Winner of the New Statesman SPERI Prize in Political Economy 2016


Thursday 16 February 2012

On Hidden Motives

                Chris Dillow has a nice follow-up to my earlier blog on balanced budget fiscal expansion. I first read the Kalecki paper when I was at Cambridge, but for better or worse this is not part of the macro lectures I give at Oxford. We all miss Andrew Glyn a lot.
                Is this what I had in mind when I said that if the government argued against all the possible balanced budget spending and tax measures that might stimulate the economy, we might suspect other motives? Before trying to answer that, I should say that part of my complaint was that such policy ideas are not part of the public debate, so we do not know what the government’s response would be. (We could infer, from the fact that none of these policies are being pursued, that they would be against them). I should also note that the FT suggests that the Liberal Democrats are thinking about tax switches, although I have my doubts about whether raising the £10K tax threshold would be particularly effective at stimulating demand.
                When I drew parallels in an earlier post between the current UK situation and 1981, I mentioned by way of anecdote a little speech I made at the internal meeting of Treasury economists at the time. What I did not report was that at that meeting I made exactly the argument Kalecki puts forward. (Needless to say Kalecki was not normally quoted in discussions about budgets in the Treasury! - I was young, and probably knew I was going to leave fairly soon.) I think what Kalecki says made a good deal of sense in that particular context: as we were to find out, part of the Thatcher agenda was to take on the power of organised labour.
                Whether it makes sense in the current context I’m less sure. Some of the factors identified by Chris in a later post could simply be attempts to deflect sympathy for the unemployed (which in turn would translate into criticism of the government) rather than the more strategic design he suggests. What I probably had more in mind on this occasion were two things.
                The first involves the point about ideology which I have mentioned several times. If your ideological perspective is that ‘government is always the problem’ and that the private sector is best left alone, then blaming all our ills on the excesses of the previous government (rather than the financial system), and pursuing austerity by government as the means of correcting those ills fits well with that perspective. To use government intervention as a way of correcting a problem with the private sector (insufficient demand) does not.
The second is that nearly all the fiscal proposals I suggest involve redistributing money from the rich to the poor. This makes macroeconomic sense, because the poor are more likely to be credit constrained than the rich. It would also make sense from an equity point of view: the poor are suffering most as the result of austerity, as the chart below from the IFS illustrates. Unfortunately it does not make political sense for the current government.
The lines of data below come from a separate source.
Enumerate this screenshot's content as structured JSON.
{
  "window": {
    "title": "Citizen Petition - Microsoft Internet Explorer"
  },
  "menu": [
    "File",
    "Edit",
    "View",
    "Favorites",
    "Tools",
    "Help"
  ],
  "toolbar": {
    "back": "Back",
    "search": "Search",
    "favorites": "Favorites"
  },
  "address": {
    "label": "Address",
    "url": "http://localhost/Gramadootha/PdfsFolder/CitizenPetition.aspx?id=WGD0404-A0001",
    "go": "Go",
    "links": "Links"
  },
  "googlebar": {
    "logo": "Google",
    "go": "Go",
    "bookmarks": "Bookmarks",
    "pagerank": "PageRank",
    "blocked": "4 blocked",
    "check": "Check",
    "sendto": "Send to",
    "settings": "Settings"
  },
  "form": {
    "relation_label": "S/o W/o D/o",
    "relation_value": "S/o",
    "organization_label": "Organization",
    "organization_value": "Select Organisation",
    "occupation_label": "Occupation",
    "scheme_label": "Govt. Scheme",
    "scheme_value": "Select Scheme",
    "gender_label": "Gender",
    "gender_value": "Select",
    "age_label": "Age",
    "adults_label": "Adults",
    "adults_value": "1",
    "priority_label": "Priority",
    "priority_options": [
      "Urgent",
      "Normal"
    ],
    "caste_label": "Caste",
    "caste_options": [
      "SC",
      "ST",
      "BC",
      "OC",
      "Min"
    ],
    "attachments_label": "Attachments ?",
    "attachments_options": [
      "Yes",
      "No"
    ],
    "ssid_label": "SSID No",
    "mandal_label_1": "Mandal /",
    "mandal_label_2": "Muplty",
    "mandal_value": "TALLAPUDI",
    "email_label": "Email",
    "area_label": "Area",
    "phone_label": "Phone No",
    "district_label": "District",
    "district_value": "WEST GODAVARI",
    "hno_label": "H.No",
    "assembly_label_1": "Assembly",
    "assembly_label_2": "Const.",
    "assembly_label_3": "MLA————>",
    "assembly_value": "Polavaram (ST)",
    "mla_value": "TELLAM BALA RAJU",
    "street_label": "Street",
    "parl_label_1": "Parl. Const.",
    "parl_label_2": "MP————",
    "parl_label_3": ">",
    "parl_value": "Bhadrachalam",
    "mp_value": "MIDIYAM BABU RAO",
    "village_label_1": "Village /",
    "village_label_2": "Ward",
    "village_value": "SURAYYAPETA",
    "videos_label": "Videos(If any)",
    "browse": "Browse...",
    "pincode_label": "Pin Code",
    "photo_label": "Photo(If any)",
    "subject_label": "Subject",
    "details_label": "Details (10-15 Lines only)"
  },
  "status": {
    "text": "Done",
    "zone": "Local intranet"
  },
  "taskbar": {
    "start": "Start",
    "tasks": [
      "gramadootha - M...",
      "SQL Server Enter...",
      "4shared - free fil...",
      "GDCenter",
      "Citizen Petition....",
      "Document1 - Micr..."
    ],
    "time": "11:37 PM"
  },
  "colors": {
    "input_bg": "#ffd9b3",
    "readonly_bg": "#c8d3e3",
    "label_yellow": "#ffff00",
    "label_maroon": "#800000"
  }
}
                  There is also a familiar but important point here about political influence and recognition. Issues to do with debt and financial markets are reported daily and major players in this area have almost guaranteed access to politicians – from whatever party. They tend to be rich, and will complain about being taxed at 50%. The young unemployed, who now make up nearly a quarter of the 16-24 age group, have by comparison very little political voice. Even when they are talked about when monthly figures are released, we are likely to get stories about motivation and how to brush up your CV, rather than recognition that with many times more people looking for a job than there are vacancies no amount of self help will make the problem go away. (See this by Zoe Williams.) These are the political reasons why the ‘counsels of despair’ that Jonathan Portes rightly complained about are able to endure.

1 comment:

  1. By looking at what is going on, this generation of unemployed youth can still consider themselves lucky for being able to count upon some of the so called automatic stabilizers, a luxury that next generations may have to be dispensed with.

    As everybody knows, according to the classical model equilibrium at below full unemployment is an impossibility unless, of course, somebody is playing with the price mechanism. If you cannot sell your labor then it must be because it became too expensive. So, lower it or improve your skills and Bob will be your uncle. After all, is not that what everybody else in the business world is forced to do?

    Some years ago I heard an American CEO saying: why should a sixteen year hold American dropout have the right to consider himself entitled to a car and a house when his Chinese counterpart doing exactly the same thing is not?

    What I am left wondering is this: why is that the student population is not rioting in mass as it did in 1967/1968? Or,equivalently, what really has changed in the uni system since then?